Author’s Note

Despite its period setting, Killing Quarry is not exactly an historical novel, and does not intend to suggest actual people or events, other than passing references to newsmakers and celebrities.

While the Lake Geneva Playboy Club Hotel, which opened in 1968 and was hugely successful for years, did close down in the early 1980s, it was not re-opened by Chicago-based organized crime interests — my suggestion of that in this novel is, like the rest of it, wholly fictional. Also, the geography of the actual facility is not strictly as it is depicted here. Much remodeled and updated, the former Playboy Club Hotel re-opened in 1994 as the Grand Geneva Resort and Spa, a highly regarded AAA Four-Diamond resort.

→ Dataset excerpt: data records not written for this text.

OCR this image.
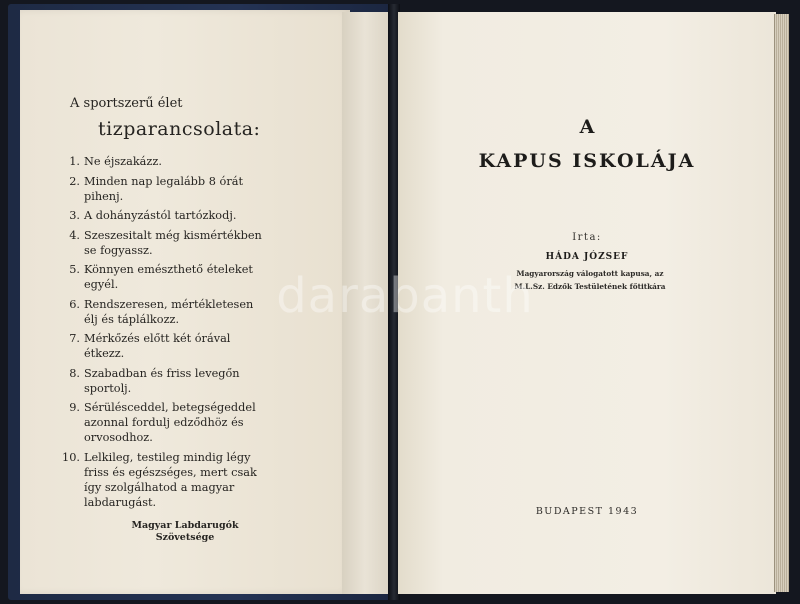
A sportszerű élet
tizparancsolata:
1. Ne éjszakázz.
2. Minden nap legalább 8 órát pihenj.
3. A dohányzástól tartózkodj.
4. Szeszesitalt még kismértékben se fogyassz.
5. Könnyen emészthető ételeket egyél.
6. Rendszeresen, mértékletesen élj és táplálkozz.
7. Mérkőzés előtt két órával étkezz.
8. Szabadban és friss levegőn sportolj.
9. Sérülésceddel, betegségeddel azonnal fordulj edződhöz és orvosodhoz.
10. Lelkileg, testileg mindig légy friss és egészséges, mert csak így szolgálhatod a magyar labdarugást.
Magyar Labdarugók
Szövetsége
A
KAPUS ISKOLÁJA
Irta:
HÁDA JÓZSEF
Magyarország válogatott kapusa, az
M.L.Sz. Edzők Testületének főtitkára
BUDAPEST 1943
darabanth
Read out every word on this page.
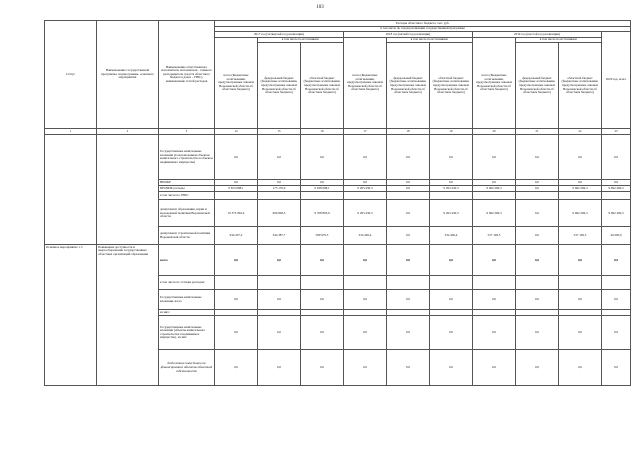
103
Статус	Наименование государственной программы, подпрограммы, основного мероприятия	Наименование ответственного исполнителя, исполнителя - главного распорядителя средств областного бюджета (далее - ГРБС), наименование статей расходов	Расходы областного бюджета, тыс. руб.									
			в том числе по годам реализации государственной программы									
			2017 год (четвертый год реализации)			2018 год (пятый год реализации)			2019 год (шестой год реализации)			2020 год, всего
			всего (Бюджетные ассигнования, предусмотренные законом Воронежской области об областном бюджете)	в том числе по источникам:		всего (Бюджетные ассигнования, предусмотренные законом Воронежской области об областном бюджете)	в том числе по источникам:		всего (Бюджетные ассигнования, предусмотренные законом Воронежской области об областном бюджете)	в том числе по источникам:		
				федеральный бюджет (бюджетные ассигнования, предусмотренные законом Воронежской области об областном бюджете)	областной бюджет (бюджетные ассигнования, предусмотренные законом Воронежской области об областном бюджете)		федеральный бюджет (бюджетные ассигнования, предусмотренные законом Воронежской области об областном бюджете)	областной бюджет (бюджетные ассигнования, предусмотренные законом Воронежской области об областном бюджете)		федеральный бюджет (бюджетные ассигнования, предусмотренные законом Воронежской области об областном бюджете)	областной бюджет (бюджетные ассигнования, предусмотренные законом Воронежской области об областном бюджете)	
1	2	3	14	15	16	17	18	19	20	21	22	23
		Государственные капитальные вложения (за исключением объектов капитального строительства в объекты недвижимого имущества)	0,0	0,0	0,0	0,0	0,0	0,0	0,0	0,0	0,0	0,0
		НИОКР	0,0	0,0	0,0	0,0	0,0	0,0	0,0	0,0	0,0	0,0
		ПРОЧИЕ расходы	9 813 088,1	175 170,0	9 638 098,1	9 293 430,3	0,0	9 293 430,3	9 692 269,3	0,0	9 692 269,3	9 692 269,3
		в том числе по ГРБС:										
		департамент образования, науки и молодежной политики Воронежской области	10 375 002,4	606 828,5	9 768 863,9	9 293 430,3	0,0	9 293 430,3	9 692 269,3	0,0	9 692 269,3	9 692 269,3
		департамент строительной политики Воронежской области	934 267,2	344 387,7	589 979,5	334 436,4	0,0	334 436,4	537 109,5	0,0	537 109,5	40 000,0
Основное мероприятие 1.3	Повышение доступности и энергосбережения государственных областных организаций образования	всего	0,0	0,0	0,0	0,0	0,0	0,0	0,0	0,0	0,0	0,0
		в том числе по статьям расходов:										
		Государственные капитальные вложения, всего	0,0	0,0	0,0	0,0	0,0	0,0	0,0	0,0	0,0	0,0
		из них:										
		Государственные капитальные вложения (объекты капитального строительства в недвижимое имущество), из них	0,0	0,0	0,0	0,0	0,0	0,0	0,0	0,0	0,0	0,0
		бюджетные инвестиции на финансирование объектов областной собственности	0,0	0,0	0,0	0,0	0,0	0,0	0,0	0,0	0,0	0,0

Information about the Cayman Islands and their banking system was culled from a number of Internet sources, as were any other number of topics from popular music to fashion, from automobiles to Solo cups. I lived through the 1970s and ’80s, but based upon how frequently I have to research just about everything about those years, I was definitely not paying attention.

As readers who have followed the Quarry novels know, the narratives fall into several categories, the two major ones being Quarry’s time as a hitman and Quarry’s years hiring out his services to the targets of other hitmen. This novel is the last, chronologically, of the second group of novels; this is not to say other “list” narratives may not yet appear. Since returning to the character in The Last Quarry (2006), I have been jumping around in the continuity — the original four books were written in the ’70s with another in 1987 — staying (usually) in a ’70s/’80s time frame, filling in the blanks as they occur to me.

Thus a series that began as contemporary has, like its author, become a period piece.

This novel is specifically a sequel to Quarry’s Deal (originally titled The Dealer), first published in 1976. That novel, with an afterword by me, is available in a new edition from Hard Case Crime. By the way, I never anticipated writing a sequel to a novel I wrote 43 years ago.

My thanks to HCC editor Charles Ardai for his continued good will and support; my friend and agent Dominick Abel; and of course my wife, writer Barbara Collins, my first reader/editor, who provided vital input during the writing of this novel.